Het vergroten van het aanbod aan arbeidskrachten is een logische eerste optie om de structurele tekorten te reduceren. Dat kan op grofweg drie manieren: het verhogen van de participatiegraad, het vergroten van de inkomende pendel en (meer) arbeidsmigratie.

Verhoog participatiegraad

Regio’s kunnen, in samenwerking met het bedrijfsleven en onderwijsinstellingen, de randvoorwaarden optimaliseren om de participatie op de arbeidsmarkt te vergroten. Hiermee neemt het aantal inwoners dat zich aanbiedt op de arbeidsmarkt toe, waarmee een deel van het regionale arbeidstekort kan worden ingevuld. Maatregelen voor het verhogen van de arbeidsparticipatie kunnen gericht zijn op het fysiek en sociaaleconomisch beter bereikbaar maken van banen voor mensen die nu nog niet (voltijds) participeren.
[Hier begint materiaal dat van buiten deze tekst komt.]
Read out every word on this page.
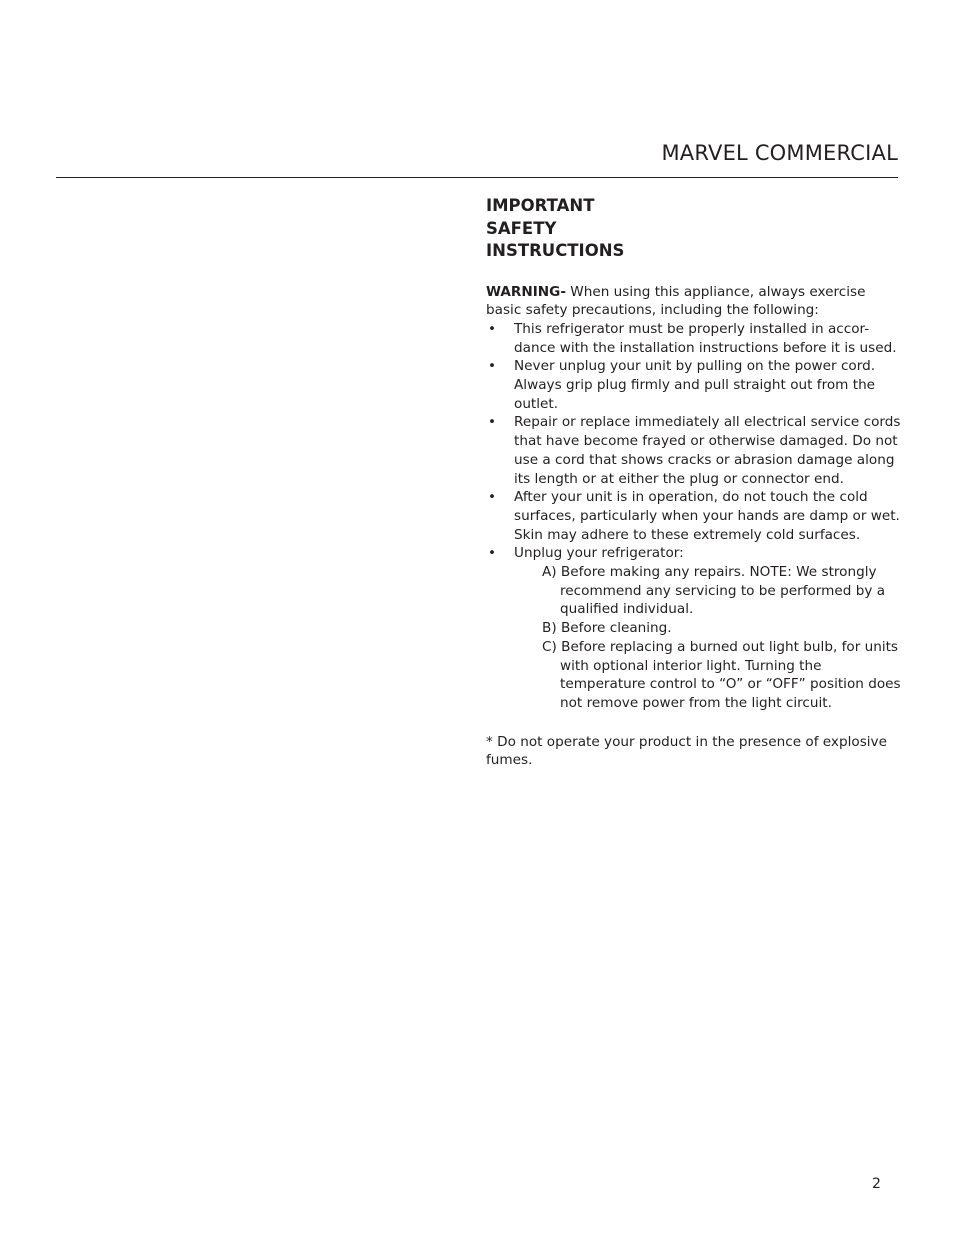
MARVEL COMMERCIAL
IMPORTANT
SAFETY
INSTRUCTIONS

WARNING- When using this appliance, always exercise basic safety precautions, including the following:

• This refrigerator must be properly installed in accor-dance with the installation instructions before it is used.
• Never unplug your unit by pulling on the power cord. Always grip plug firmly and pull straight out from the outlet.
• Repair or replace immediately all electrical service cords that have become frayed or otherwise damaged. Do not use a cord that shows cracks or abrasion damage along its length or at either the plug or connector end.
• After your unit is in operation, do not touch the cold surfaces, particularly when your hands are damp or wet. Skin may adhere to these extremely cold surfaces.
• Unplug your refrigerator:
A) Before making any repairs. NOTE: We strongly recommend any servicing to be performed by a qualified individual.
B) Before cleaning.
C) Before replacing a burned out light bulb, for units with optional interior light. Turning the temperature control to “O” or “OFF” position does not remove power from the light circuit.

* Do not operate your product in the presence of explosive fumes.

2
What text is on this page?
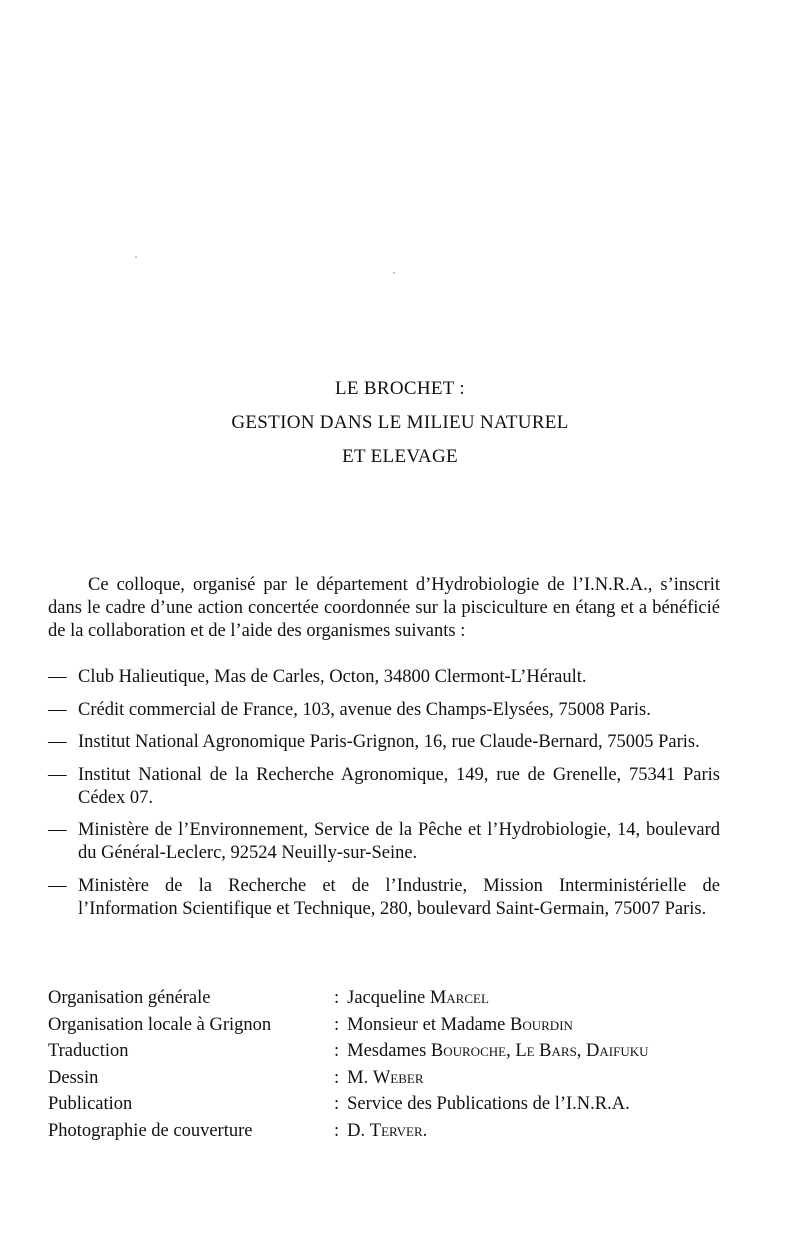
LE BROCHET :
GESTION DANS LE MILIEU NATUREL
ET ELEVAGE

Ce colloque, organisé par le département d’Hydrobiologie de l’I.N.R.A., s’inscrit dans le cadre d’une action concertée coordonnée sur la pisciculture en étang et a bénéficié de la collaboration et de l’aide des organismes suivants :

— Club Halieutique, Mas de Carles, Octon, 34800 Clermont-L’Hérault.
— Crédit commercial de France, 103, avenue des Champs-Elysées, 75008 Paris.
— Institut National Agronomique Paris-Grignon, 16, rue Claude-Bernard, 75005 Paris.
— Institut National de la Recherche Agronomique, 149, rue de Grenelle, 75341 Paris Cédex 07.
— Ministère de l’Environnement, Service de la Pêche et l’Hydrobiologie, 14, boulevard du Général-Leclerc, 92524 Neuilly-sur-Seine.
— Ministère de la Recherche et de l’Industrie, Mission Interministérielle de l’Information Scientifique et Technique, 280, boulevard Saint-Germain, 75007 Paris.
Organisation générale	: Jacqueline Marcel
Organisation locale à Grignon	: Monsieur et Madame Bourdin
Traduction	: Mesdames Bouroche, Le Bars, Daifuku
Dessin	: M. Weber
Publication	: Service des Publications de l’I.N.R.A.
Photographie de couverture	: D. Terver.
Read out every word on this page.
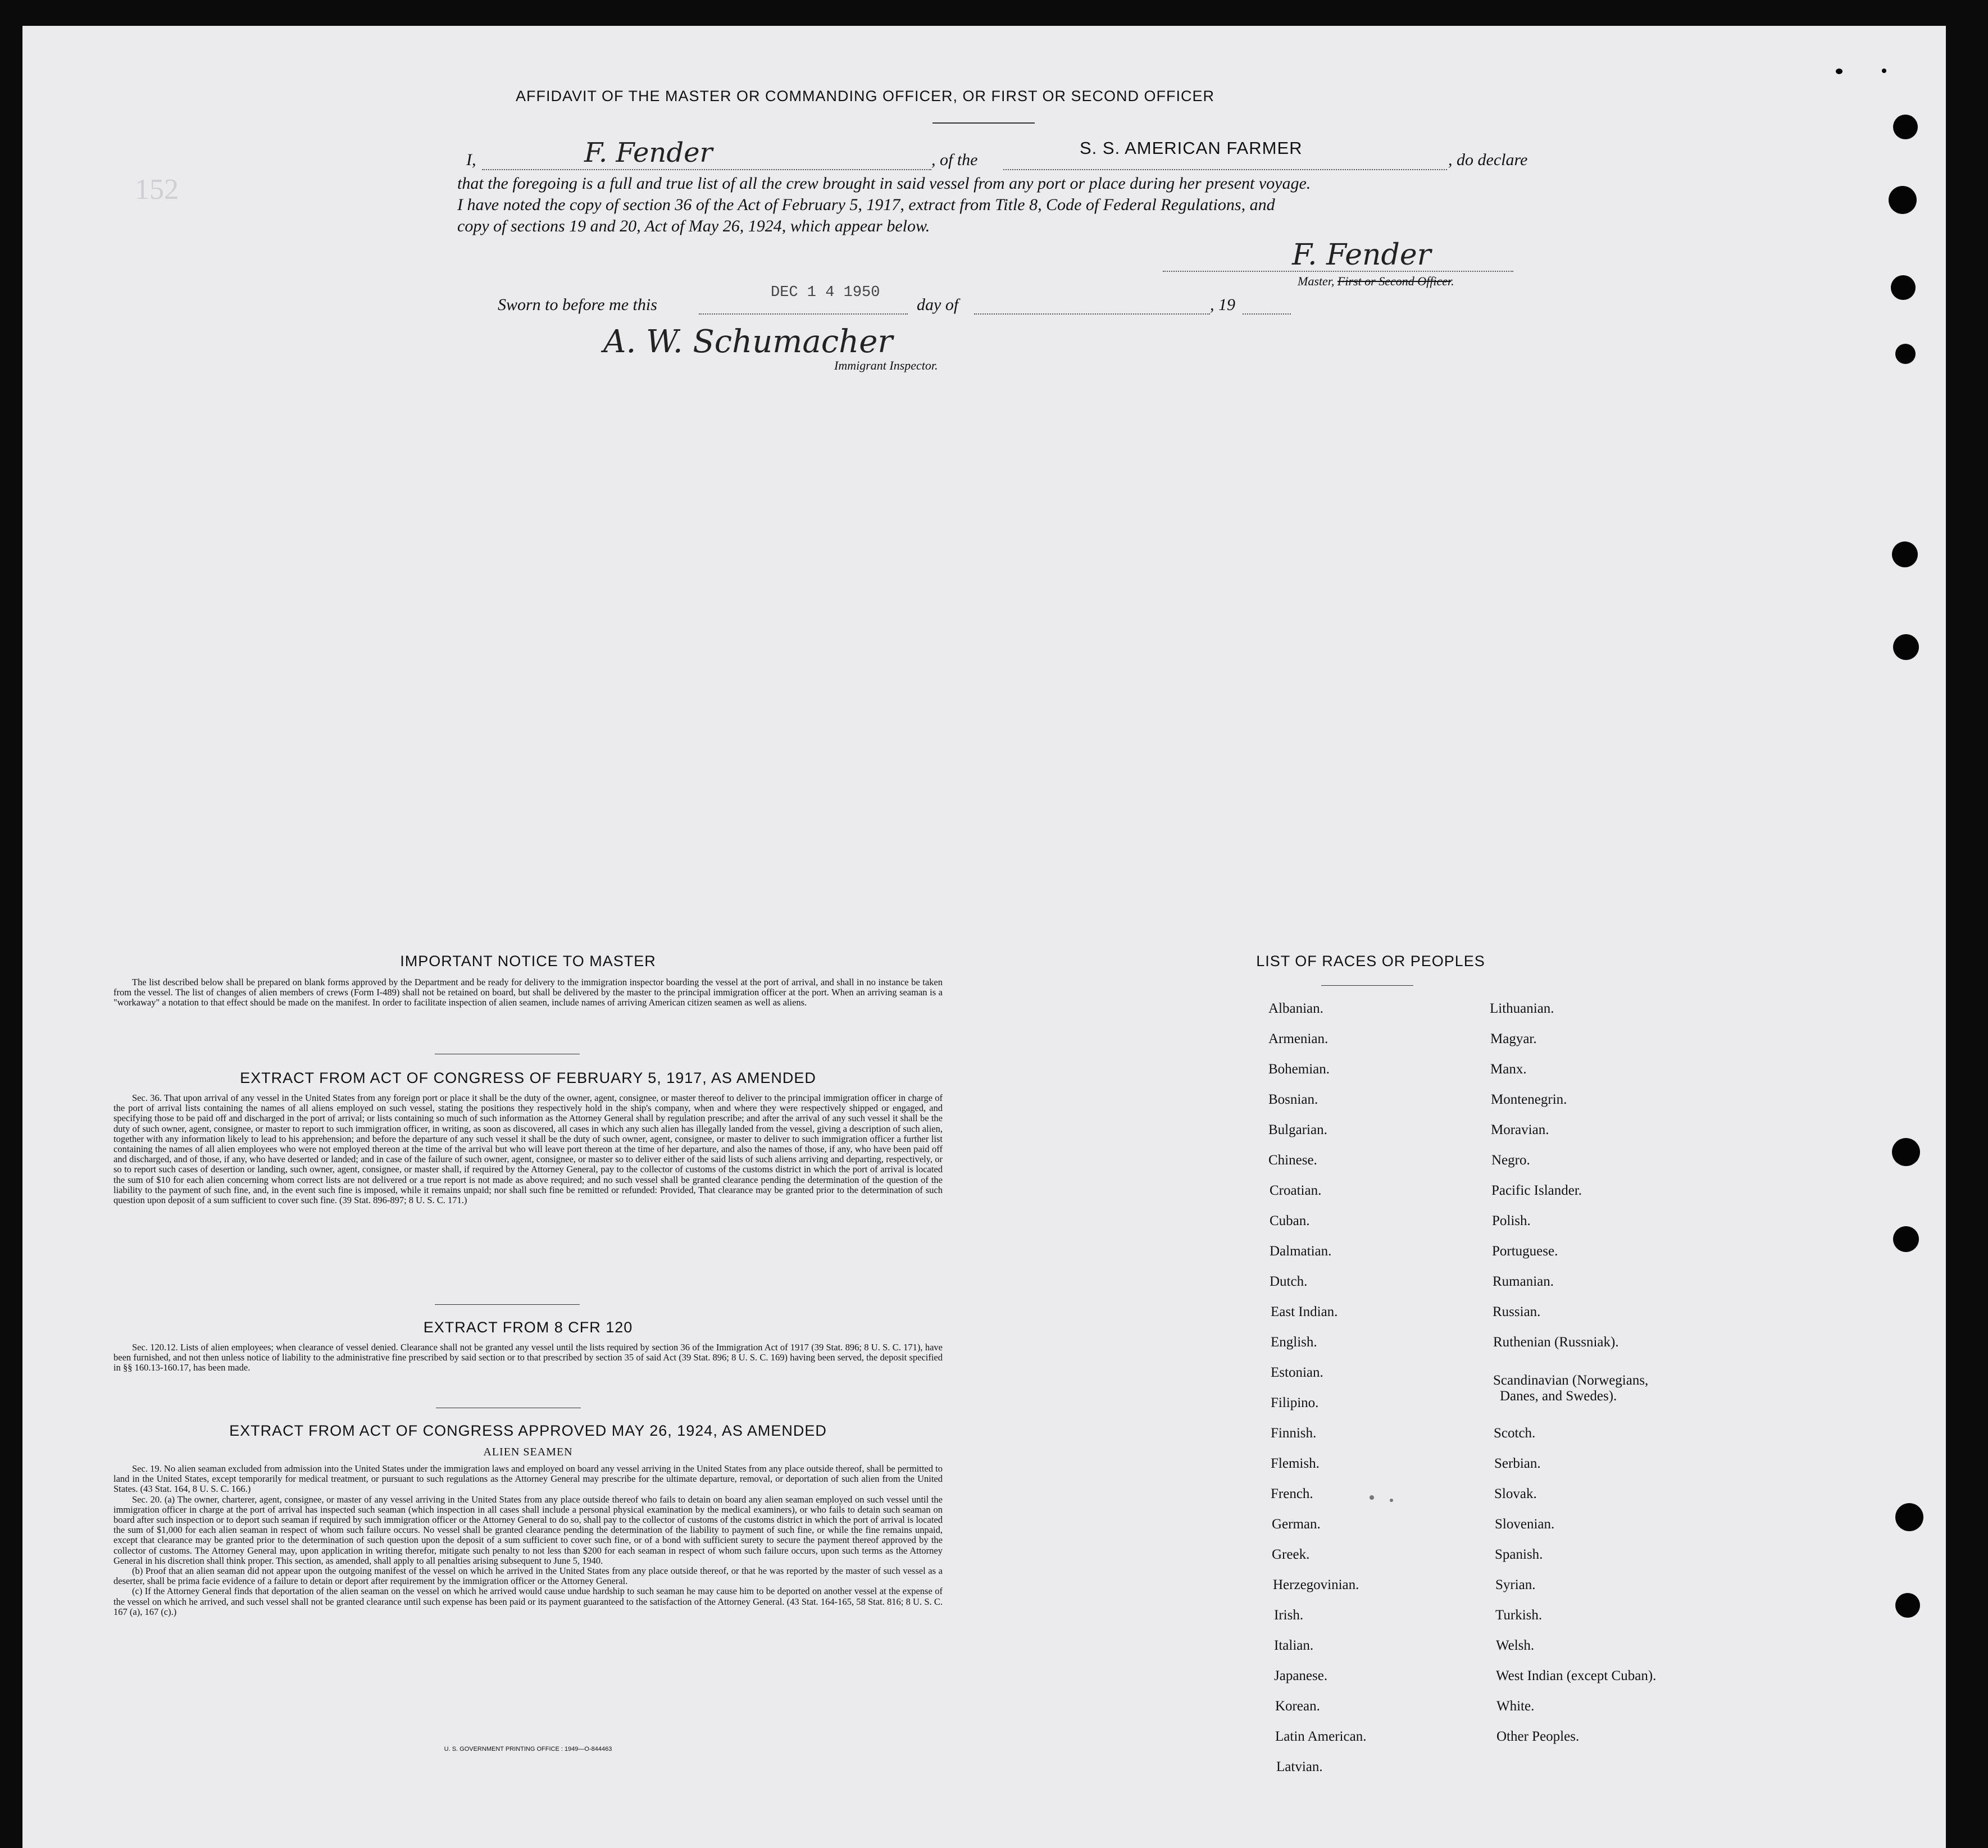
152
AFFIDAVIT OF THE MASTER OR COMMANDING OFFICER, OR FIRST OR SECOND OFFICER
I,	F. Fender	, of the
S. S. AMERICAN FARMER
, do declare
that the foregoing is a full and true list of all the crew brought in said vessel from any port or place during her present voyage.
I have noted the copy of section 36 of the Act of February 5, 1917, extract from Title 8, Code of Federal Regulations, and
copy of sections 19 and 20, Act of May 26, 1924, which appear below.
F. Fender
Master, First or Second Officer.
Sworn to before me this
DEC 1 4 1950
day of	, 19
A. W. Schumacher
Immigrant Inspector.
IMPORTANT NOTICE TO MASTER

The list described below shall be prepared on blank forms approved by the Department and be ready for delivery to the immigration inspector boarding the vessel at the port of arrival, and shall in no instance be taken from the vessel. The list of changes of alien members of crews (Form I-489) shall not be retained on board, but shall be delivered by the master to the principal immigration officer at the port. When an arriving seaman is a "workaway" a notation to that effect should be made on the manifest. In order to facilitate inspection of alien seamen, include names of arriving American citizen seamen as well as aliens.

EXTRACT FROM ACT OF CONGRESS OF FEBRUARY 5, 1917, AS AMENDED

Sec. 36. That upon arrival of any vessel in the United States from any foreign port or place it shall be the duty of the owner, agent, consignee, or master thereof to deliver to the principal immigration officer in charge of the port of arrival lists containing the names of all aliens employed on such vessel, stating the positions they respectively hold in the ship's company, when and where they were respectively shipped or engaged, and specifying those to be paid off and discharged in the port of arrival; or lists containing so much of such information as the Attorney General shall by regulation prescribe; and after the arrival of any such vessel it shall be the duty of such owner, agent, consignee, or master to report to such immigration officer, in writing, as soon as discovered, all cases in which any such alien has illegally landed from the vessel, giving a description of such alien, together with any information likely to lead to his apprehension; and before the departure of any such vessel it shall be the duty of such owner, agent, consignee, or master to deliver to such immigration officer a further list containing the names of all alien employees who were not employed thereon at the time of the arrival but who will leave port thereon at the time of her departure, and also the names of those, if any, who have been paid off and discharged, and of those, if any, who have deserted or landed; and in case of the failure of such owner, agent, consignee, or master so to deliver either of the said lists of such aliens arriving and departing, respectively, or so to report such cases of desertion or landing, such owner, agent, consignee, or master shall, if required by the Attorney General, pay to the collector of customs of the customs district in which the port of arrival is located the sum of $10 for each alien concerning whom correct lists are not delivered or a true report is not made as above required; and no such vessel shall be granted clearance pending the determination of the question of the liability to the payment of such fine, and, in the event such fine is imposed, while it remains unpaid; nor shall such fine be remitted or refunded: Provided, That clearance may be granted prior to the determination of such question upon deposit of a sum sufficient to cover such fine. (39 Stat. 896-897; 8 U. S. C. 171.)

EXTRACT FROM 8 CFR 120

Sec. 120.12. Lists of alien employees; when clearance of vessel denied. Clearance shall not be granted any vessel until the lists required by section 36 of the Immigration Act of 1917 (39 Stat. 896; 8 U. S. C. 171), have been furnished, and not then unless notice of liability to the administrative fine prescribed by said section or to that prescribed by section 35 of said Act (39 Stat. 896; 8 U. S. C. 169) having been served, the deposit specified in §§ 160.13-160.17, has been made.

EXTRACT FROM ACT OF CONGRESS APPROVED MAY 26, 1924, AS AMENDED
ALIEN SEAMEN

Sec. 19. No alien seaman excluded from admission into the United States under the immigration laws and employed on board any vessel arriving in the United States from any place outside thereof, shall be permitted to land in the United States, except temporarily for medical treatment, or pursuant to such regulations as the Attorney General may prescribe for the ultimate departure, removal, or deportation of such alien from the United States. (43 Stat. 164, 8 U. S. C. 166.)

Sec. 20. (a) The owner, charterer, agent, consignee, or master of any vessel arriving in the United States from any place outside thereof who fails to detain on board any alien seaman employed on such vessel until the immigration officer in charge at the port of arrival has inspected such seaman (which inspection in all cases shall include a personal physical examination by the medical examiners), or who fails to detain such seaman on board after such inspection or to deport such seaman if required by such immigration officer or the Attorney General to do so, shall pay to the collector of customs of the customs district in which the port of arrival is located the sum of $1,000 for each alien seaman in respect of whom such failure occurs. No vessel shall be granted clearance pending the determination of the liability to payment of such fine, or while the fine remains unpaid, except that clearance may be granted prior to the determination of such question upon the deposit of a sum sufficient to cover such fine, or of a bond with sufficient surety to secure the payment thereof approved by the collector of customs. The Attorney General may, upon application in writing therefor, mitigate such penalty to not less than $200 for each seaman in respect of whom such failure occurs, upon such terms as the Attorney General in his discretion shall think proper. This section, as amended, shall apply to all penalties arising subsequent to June 5, 1940.

(b) Proof that an alien seaman did not appear upon the outgoing manifest of the vessel on which he arrived in the United States from any place outside thereof, or that he was reported by the master of such vessel as a deserter, shall be prima facie evidence of a failure to detain or deport after requirement by the immigration officer or the Attorney General.

(c) If the Attorney General finds that deportation of the alien seaman on the vessel on which he arrived would cause undue hardship to such seaman he may cause him to be deported on another vessel at the expense of the vessel on which he arrived, and such vessel shall not be granted clearance until such expense has been paid or its payment guaranteed to the satisfaction of the Attorney General. (43 Stat. 164-165, 58 Stat. 816; 8 U. S. C. 167 (a), 167 (c).)

U. S. GOVERNMENT PRINTING OFFICE : 1949—O-844463
LIST OF RACES OR PEOPLES
Albanian.
Armenian.
Bohemian.
Bosnian.
Bulgarian.
Chinese.
Croatian.
Cuban.
Dalmatian.
Dutch.
East Indian.
English.
Estonian.
Filipino.
Finnish.
Flemish.
French.
German.
Greek.
Herzegovinian.
Irish.
Italian.
Japanese.
Korean.
Latin American.
Latvian.
Lithuanian.
Magyar.
Manx.
Montenegrin.
Moravian.
Negro.
Pacific Islander.
Polish.
Portuguese.
Rumanian.
Russian.
Ruthenian (Russniak).
Scandinavian (Norwegians,
Danes, and Swedes).
Scotch.
Serbian.
Slovak.
Slovenian.
Spanish.
Syrian.
Turkish.
Welsh.
West Indian (except Cuban).
White.
Other Peoples.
Mobiliteitsinvesteringen kunnen helpen de fysieke bereikbaar van banen te vergroten. Belangrijk daarbij is dat ook buiten reguliere werktijden de bereikbaarheid van de banen geborgd moet zijn. Nieuwe vormen van transport (waaronder deelmobiliteit en e-bikes) kunnen uitkomst bieden. Ook verdichting van (met het OV) goed bereikbare locaties en functiemenging kan de fysieke bereikbaarheid van banen vergroten.

Wat betreft de sociaal economische bereikbaarheid van banen kan triple helix samenwerking gericht op een goede afstemming tussen de vraag naar arbeid en opleiding van de beroepsbevolking bijdragen aan activering van personen die niet participeren. Ook zijn er kansen om meer mensen met een afstand tot de arbeidsmarkt te laten deelnemen op de arbeidsmarkt. Dit kan bijvoorbeeld door inzet op job carving, waarbij relatieve eenvoudige activiteiten worden losgeknipt van een complexere baan. Door het regionaal verbeteren van de kinderdagopvang met onder meer een betere aansluiting van kinderdagopvang op het onderwijs wordt arbeidsparticipatie voor ouders aantrekkelijker.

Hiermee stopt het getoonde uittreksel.